The good news isn’t specifically about what’s happening in my classes this week (although I hope there is some connection): it’s good news about my teaching more generally. This week I learned that I am this year’s recipient of the Faculty of Arts and Social Sciences Award for Excellence in Teaching.
Regular readers of Novel Readings will know that I put a lot of time, thought, and energy into my teaching. (Novel Readings itself includes an extensive archive of that process over the past decade.) Teaching is one of the most demanding parts of my job, and sometimes one of the most frustrating, but it is also the part that is most rewarding and that seems likely to make the biggest difference in the world–not in any big, cataclysmic way, but in the “incalculably diffusive” way so beautifully invoked in the Finale to Middlemarch. Precisely because its effects are so variable, so diffuse, and so intangible, teaching is a very difficult process to measure–and to measure the success of. The recognition by my peers and my students that this award represents is thus especially precious, a rare marker on a long, winding, and often foggy road.
Given the role that Novel Readings has played in my teaching life–as a vehicle for reflection and a place where I have both shared and received ideas and encouragement about teaching–it is gratifying to know that my blogging was part of the case made on my behalf, and that my success at generating “conversations both within the university and in wider circles” was cited by the committee that selected me to receive the award this year. I started blogging about pedagogy when this kind of outward-facing work was still relatively uncommon for academics and was (as it still largely remains) not entirely congruent with the university’s standard operating procedures. I have found it intrinsically valuable, for the process itself and for the conversations and communities it has brought me into. For that reason alone I would keep it up in any case, but I admit it is nice to have some institutional recognition that it contributes to our core mission.
On a more personal note, as most of you know the last couple of years have been a bit rocky for me professionally; as a result I have often found myself, both professionally and psychologically, in either a defensive or a defiant posture.
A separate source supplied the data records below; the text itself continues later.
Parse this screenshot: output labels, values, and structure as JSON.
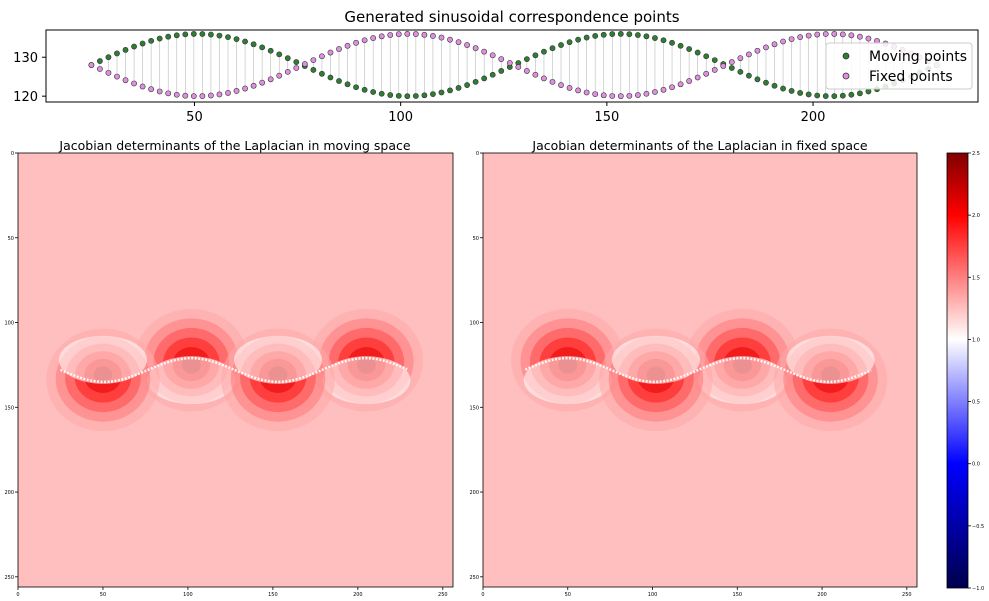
{
  "chart_data": [
    {
      "type": "scatter",
      "title": "Generated sinusoidal correspondence points",
      "xlabel": "",
      "ylabel": "",
      "xlim": [
        14,
        240
      ],
      "ylim": [
        137,
        118.5
      ],
      "x_ticks": [
        50,
        100,
        150,
        200
      ],
      "y_ticks": [
        120,
        130
      ],
      "grid": false,
      "legend_position": "top-right",
      "curve": {
        "x_start": 25,
        "x_end": 230,
        "count": 100,
        "center_y": 128,
        "amplitude": 8,
        "period": 102.5
      },
      "series": [
        {
          "name": "Moving points",
          "color": "#2e7d32",
          "phase_sign": 1
        },
        {
          "name": "Fixed points",
          "color": "#e08ee0",
          "phase_sign": -1
        }
      ]
    },
    {
      "type": "heatmap",
      "title": "Jacobian determinants of the Laplacian in moving space",
      "xlim": [
        0,
        256
      ],
      "ylim": [
        256,
        0
      ],
      "x_ticks": [
        0,
        50,
        100,
        150,
        200,
        250
      ],
      "y_ticks": [
        0,
        50,
        100,
        150,
        200,
        250
      ],
      "background_value": 1.25,
      "min_at": [
        [
          50,
          135
        ],
        [
          153,
          135
        ]
      ],
      "max_at": [
        [
          102,
          121
        ],
        [
          205,
          121
        ]
      ]
    },
    {
      "type": "heatmap",
      "title": "Jacobian determinants of the Laplacian in fixed space",
      "xlim": [
        0,
        256
      ],
      "ylim": [
        256,
        0
      ],
      "x_ticks": [
        0,
        50,
        100,
        150,
        200,
        250
      ],
      "y_ticks": [
        0,
        50,
        100,
        150,
        200,
        250
      ],
      "background_value": 1.25,
      "max_at": [
        [
          50,
          121
        ],
        [
          153,
          121
        ]
      ],
      "min_at": [
        [
          102,
          135
        ],
        [
          205,
          135
        ]
      ]
    }
  ],
  "colorbar": {
    "colormap": "seismic",
    "range": [
      -1.0,
      2.5
    ],
    "ticks": [
      "2.5",
      "2.0",
      "1.5",
      "1.0",
      "0.5",
      "0.0",
      "−0.5",
      "−1.0"
    ],
    "tick_values": [
      2.5,
      2.0,
      1.5,
      1.0,
      0.5,
      0.0,
      -0.5,
      -1.0
    ]
  }
}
I’ve been nominated for this teaching award before, and I didn’t have any particular reason to think that this time would be the charm. Still, I figured that if I wasn’t the one this time, at least I wouldn’t be any worse off than before. I underestimated, however, just how much better it would make me feel to actually win it. It feels great! It’s easy to tell yourself (again, defensively or defiantly) that you don’t need anyone’s approval to keep doing what you think is worth doing as well as you can do it, but that doesn’t mean approval isn’t nice to have.
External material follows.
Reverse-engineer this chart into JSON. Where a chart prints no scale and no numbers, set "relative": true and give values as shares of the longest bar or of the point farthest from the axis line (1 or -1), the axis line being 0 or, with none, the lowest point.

And it has felt even better sharing my good news and basking in people’s happiness on my behalf. I got a lot of help from my friends, both online and off, when things went badly for me; now everyone has been wonderfully supportive about this good news. Social media certainly has its down sides (as we are only too well aware at this point), but there’s also something magical about the way it creates a vast web of connections–intangible perhaps, but still very real–between so many people across such distances. I hesitated before putting my good news out there in case it seemed self-aggrandizing, but I’m so glad I did. Why should we be afraid to invite a bit of cheering for our accomplishments, after all? I was reminded of one of my favorite points from Molly Peacock’s wonderful and inspiring book The Paper Garden. Peacock emphasizes how much her subject Mary Delany benefited from the “applause” of her friends, which spurred her to further artistic accomplishments. “Compliments,” Peacock observes, “aren’t superficial … They are the foundation of recognition of who we are in life.” She describes Delany as pinning her friend’s admiration “to some emotional equivalent of a ‘gown or apron'” so that in later life, when she needed it, she could “[dress] herself in its esteem.” I will certainly draw strength in the future from the praise of my friends, colleagues, and, especially, my students.
Thank you very much to everyone who wrote in support of my nomination, and to everyone who has celebrated this good news with me.